Al parecer, Melanie también lo hacía, pues seguía casi desnuda cuando le tendió su bebida.

–Se te van a quemar.
–Me quedaré de espaldas al sol –dijo Melanie–. ¿Por qué no te acomodas en la tumbona y te quitas la camisa? Y los pantalones, si quieres.

Le sostuvo la bebida mientras se quitaba la camisa, la plegaba, la dejaba sobre una mesita metálica y se sentaba en la tumbona.

–Chico, pues sí que te hace falta algo de sol. ¿Dónde has estado?
–En la cárcel. Dos años menos dos meses.

Hablar con un convicto pareció avivar su mirada.

–¿De verdad? Ordell no me lo había dicho. ¿Qué hiciste?
–Robar un banco.

Eso la puso en marcha y empezó a mover la cabeza de un lado a otro para apartarse el cabello de la cara.
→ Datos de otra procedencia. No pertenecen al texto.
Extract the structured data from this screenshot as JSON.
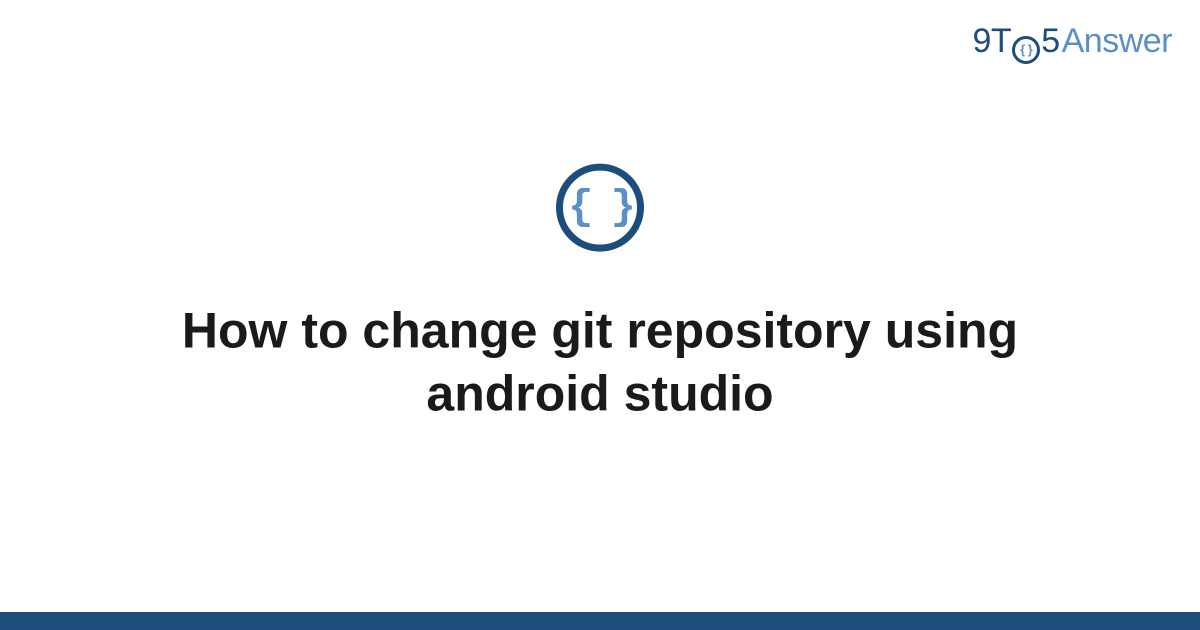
{
  "brand": {
    "part1": "9T",
    "part_o_inner": "{ }",
    "part2": "5",
    "part3": "Answer"
  },
  "icon": {
    "braces_glyph": "{ }",
    "semantic": "code-braces-icon"
  },
  "title": "How to change git repository using android studio",
  "colors": {
    "dark_blue": "#1d4d7a",
    "light_blue": "#5b8fc7",
    "text": "#1a1a1a",
    "bg": "#ffffff"
  }
}
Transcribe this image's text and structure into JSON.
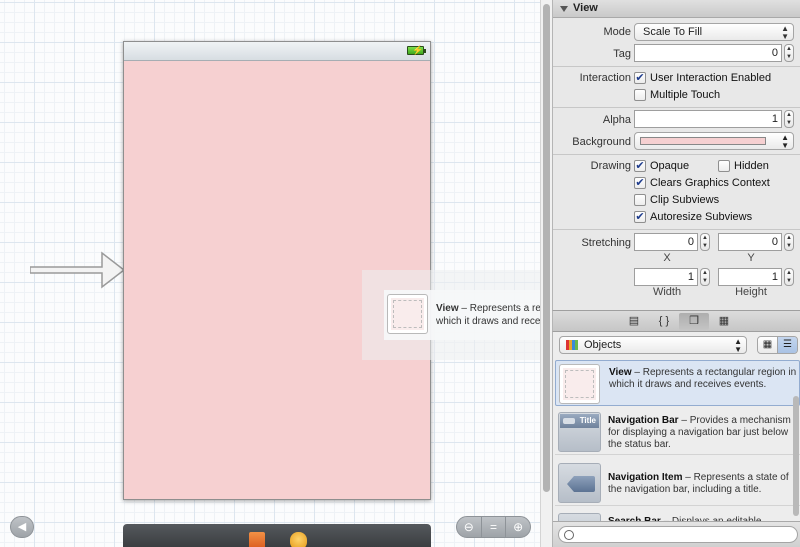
{
  "inspector": {
    "section_title": "View",
    "mode": {
      "label": "Mode",
      "value": "Scale To Fill"
    },
    "tag": {
      "label": "Tag",
      "value": "0"
    },
    "interaction": {
      "label": "Interaction",
      "user_interaction_enabled": {
        "label": "User Interaction Enabled",
        "checked": true
      },
      "multiple_touch": {
        "label": "Multiple Touch",
        "checked": false
      }
    },
    "alpha": {
      "label": "Alpha",
      "value": "1"
    },
    "background": {
      "label": "Background",
      "color": "#f6d0d1"
    },
    "drawing": {
      "label": "Drawing",
      "opaque": {
        "label": "Opaque",
        "checked": true
      },
      "hidden": {
        "label": "Hidden",
        "checked": false
      },
      "clears_graphics_context": {
        "label": "Clears Graphics Context",
        "checked": true
      },
      "clip_subviews": {
        "label": "Clip Subviews",
        "checked": false
      },
      "autoresize_subviews": {
        "label": "Autoresize Subviews",
        "checked": true
      }
    },
    "stretching": {
      "label": "Stretching",
      "x": {
        "caption": "X",
        "value": "0"
      },
      "y": {
        "caption": "Y",
        "value": "0"
      },
      "width": {
        "caption": "Width",
        "value": "1"
      },
      "height": {
        "caption": "Height",
        "value": "1"
      }
    }
  },
  "library": {
    "tabs": [
      "file-template-icon",
      "code-snippet-icon",
      "object-cube-icon",
      "media-icon"
    ],
    "active_tab": 2,
    "selector": "Objects",
    "items": [
      {
        "title": "View",
        "description": " – Represents a rectangular region in which it draws and receives events."
      },
      {
        "title": "Navigation Bar",
        "description": " – Provides a mechanism for displaying a navigation bar just below the status bar.",
        "badge": "Title"
      },
      {
        "title": "Navigation Item",
        "description": " – Represents a state of the navigation bar, including a title."
      },
      {
        "title": "Search Bar",
        "description": " – Displays an editable"
      }
    ]
  },
  "drag_tooltip": {
    "title": "View",
    "description": " – Represents a rectangular region in which it draws and receives events."
  },
  "canvas": {
    "view_background": "#f6d0d1",
    "status_bar_icon": "battery-charging-icon"
  },
  "colors": {
    "accent": "#3b6fd6",
    "check": "#1d3b8c"
  }
}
Tenía un montón de pelo.

–He pensado mucho en ti, me preguntaba a qué te dedicarías...
–Sólo nos vimos una vez. ¿Hace trece años?
–Casi catorce. Y cuando te he visto entrar no me lo podía creer. Te he reconocido al instante.

Miró por encima del hombro hacia la playa pública.

–¿Qué has hecho tú? –preguntó él.

De nuevo ella volvía a mirarlo a la cara y, por encima de su cabeza, el sol le daba directamente en los ojos. Tuvo que entrecerrarlos.

–Tomar el sol.
–¿Nada más?
–Leer.
–¿Te aburres?
–Mucho. ¿Quieres follar?
–Claro –respondió Louis y dejó el vaso en el suelo.

Era de las que les gusta estar encima. Gemía y decía: «Dios mío» y echaba la cabeza hacia atrás y le frotaba el pelo del pecho con las manos como si fuera un lavadero, arriba y abajo, o como si estuviera lijando algo. Sus largas uñas rojas le arañaban, pero también le daba gusto. Quería ponerse él encima y hacerlo bien, pero el sol brillaba demasiado pese a tener los ojos cerrados, al rojo vivo, y todo se acabó antes de que pudiera moverse. Ella se levantó de un salto y se puso el pantalón corto, sin ropa interior debajo. Louis se subió los pantalones, cogió su vaso del suelo y calculó que habrían pasado unos cinco minutos.

–¡Uf!, me siento mucho mejor –dijo Melanie–. ¿Y tú?
–Sí, ha sido estupendo –asintió Louis.
–Ahora podemos relajarnos y ponernos al día.